Male New Zealand white rabbits (n = 28) received either 0.5 g/kg glutamine in 0.9% saline or saline only in divided doses for 3 d. The large marginal branch of the left coronary was occluded for 30 min; cardiac function was assessed during 3 h of reperfusion, and infarct size was measured. 6-Keto-PGF-1alpha, nitrate, and malonaldehyde serum levels were determined. Hearts were taken from a further group of pretreated rabbits (n = 10) to assess myocardial COX-2 and HSP72 levels.
Glutamine pretreatment resulted in a 39% reduction in infarct size (30.7 +/- 2.0% versus 50.4 +/- 2.1% controls; P < 0.01). Myocardial COX-2 levels were significantly elevated with pretreatment (P < 0.05) and were mirrored by higher serum 6-keto-PGF-1alpha levels prior to ischemia (69 +/- 13 versus 18 +/- 21 pg/mL in controls, P = 0.027). There was no significant difference in myocardial HSP72 or serum nitrate levels following pretreatment, or malonaldehyde levels during reperfusion.
Glutamine pretreatment confers anti-infarct protection through up-regulation of COX-2, a key mediator of delayed preconditioning protection. Previous confirmation of its clinical safety profile at these doses suggests an acceptable strategy for inducing preconditioning for perioperative protection.
预处理是一种高度进化保守的内源性保护反应,是已知最强大的抗梗死保护形式。我们研究了急性静脉注射谷氨酰胺是否通过对环氧合酶(COX)-2和热休克蛋白(HSP)72的影响来诱导预处理。
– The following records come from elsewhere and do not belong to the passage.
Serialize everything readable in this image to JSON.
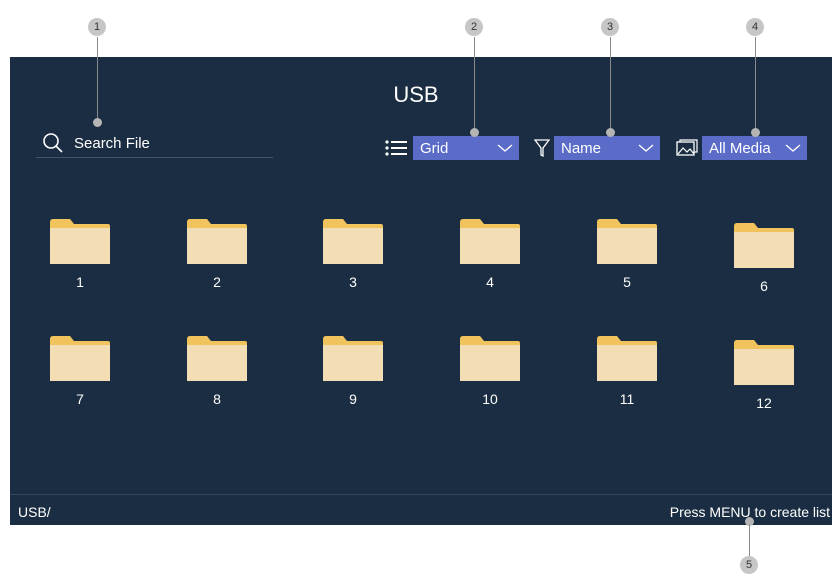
{
  "header": {
    "title": "USB"
  },
  "search": {
    "label": "Search File"
  },
  "toolbar": {
    "view": {
      "value": "Grid",
      "icon": "list-icon"
    },
    "sort": {
      "value": "Name",
      "icon": "filter-icon"
    },
    "media": {
      "value": "All Media",
      "icon": "image-icon"
    }
  },
  "folders": [
    "1",
    "2",
    "3",
    "4",
    "5",
    "6",
    "7",
    "8",
    "9",
    "10",
    "11",
    "12"
  ],
  "status": {
    "path": "USB/",
    "hint": "Press MENU to create list"
  },
  "callouts": [
    "1",
    "2",
    "3",
    "4",
    "5"
  ],
  "colors": {
    "background": "#1b2d42",
    "dropdown": "#5a6bc8",
    "folder": "#f2ddb5",
    "folder_tab": "#f0c35c"
  }
}
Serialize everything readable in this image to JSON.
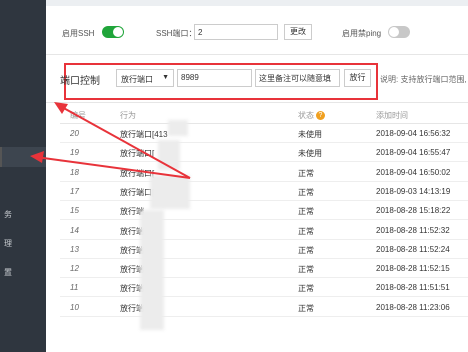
{
  "ssh": {
    "enable_label": "启用SSH",
    "enabled": true,
    "port_label": "SSH端口：",
    "port_value": "2",
    "change_button": "更改",
    "ping_label": "启用禁ping",
    "ping_enabled": false
  },
  "port_control": {
    "title": "端口控制",
    "action_select": "放行端口",
    "port_input": "8989",
    "remark_input": "这里备注可以随意填",
    "submit_button": "放行",
    "hint": "说明: 支持放行端口范围,"
  },
  "sidebar": {
    "items": [
      "务",
      "理",
      "置"
    ]
  },
  "table": {
    "headers": [
      "编号",
      "行为",
      "状态",
      "添加时间"
    ],
    "rows": [
      {
        "id": "20",
        "action": "放行端口[413",
        "status": "未使用",
        "time": "2018-09-04 16:56:32"
      },
      {
        "id": "19",
        "action": "放行端口[",
        "status": "未使用",
        "time": "2018-09-04 16:55:47"
      },
      {
        "id": "18",
        "action": "放行端口[",
        "status": "正常",
        "time": "2018-09-04 16:50:02"
      },
      {
        "id": "17",
        "action": "放行端口[        ]",
        "status": "正常",
        "time": "2018-09-03 14:13:19"
      },
      {
        "id": "15",
        "action": "放行端",
        "status": "正常",
        "time": "2018-08-28 15:18:22"
      },
      {
        "id": "14",
        "action": "放行端",
        "status": "正常",
        "time": "2018-08-28 11:52:32"
      },
      {
        "id": "13",
        "action": "放行端",
        "status": "正常",
        "time": "2018-08-28 11:52:24"
      },
      {
        "id": "12",
        "action": "放行端[",
        "status": "正常",
        "time": "2018-08-28 11:52:15"
      },
      {
        "id": "11",
        "action": "放行端[",
        "status": "正常",
        "time": "2018-08-28 11:51:51"
      },
      {
        "id": "10",
        "action": "放行端[    5]",
        "status": "正常",
        "time": "2018-08-28 11:23:06"
      }
    ]
  },
  "colors": {
    "accent_green": "#20a53a",
    "highlight_red": "#e8333a",
    "sidebar_bg": "#2f363f"
  }
}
28只雄性新西兰白兔,一组接受0.5g/kg谷氨酰胺溶于0.9%盐水中,另一组仅接受盐水,均分为3剂给药,共3天。结扎左冠状动脉大边缘支30分钟;在再灌注3小时期间评估心功能,并测量梗死面积。测定血清6-酮-前列腺素F1α、硝酸盐和丙二醛水平。从另一组预处理兔(n = 10)中取出心脏,评估心肌COX-2和HSP72水平。
谷氨酰胺预处理使梗死面积减少39%(30.7±2.0%对对照组50.4±2.1%;P < 0.01)。预处理后心肌COX-2水平显著升高(P < 0.05),缺血前血清6-酮-前列腺素F1α水平升高与之相符(对照组为18±21 pg/mL,预处理组为69±13 pg/mL,P = 0.027)。预处理后心肌HSP72或血清硝酸盐水平以及再灌注期间丙二醛水平无显著差异。
谷氨酰胺预处理通过上调COX-2赋予抗梗死保护作用,COX-2是延迟预处理保护的关键介质。此前对这些剂量下其临床安全性的确认表明,这是一种可接受的诱导预处理以实现围手术期保护的策略。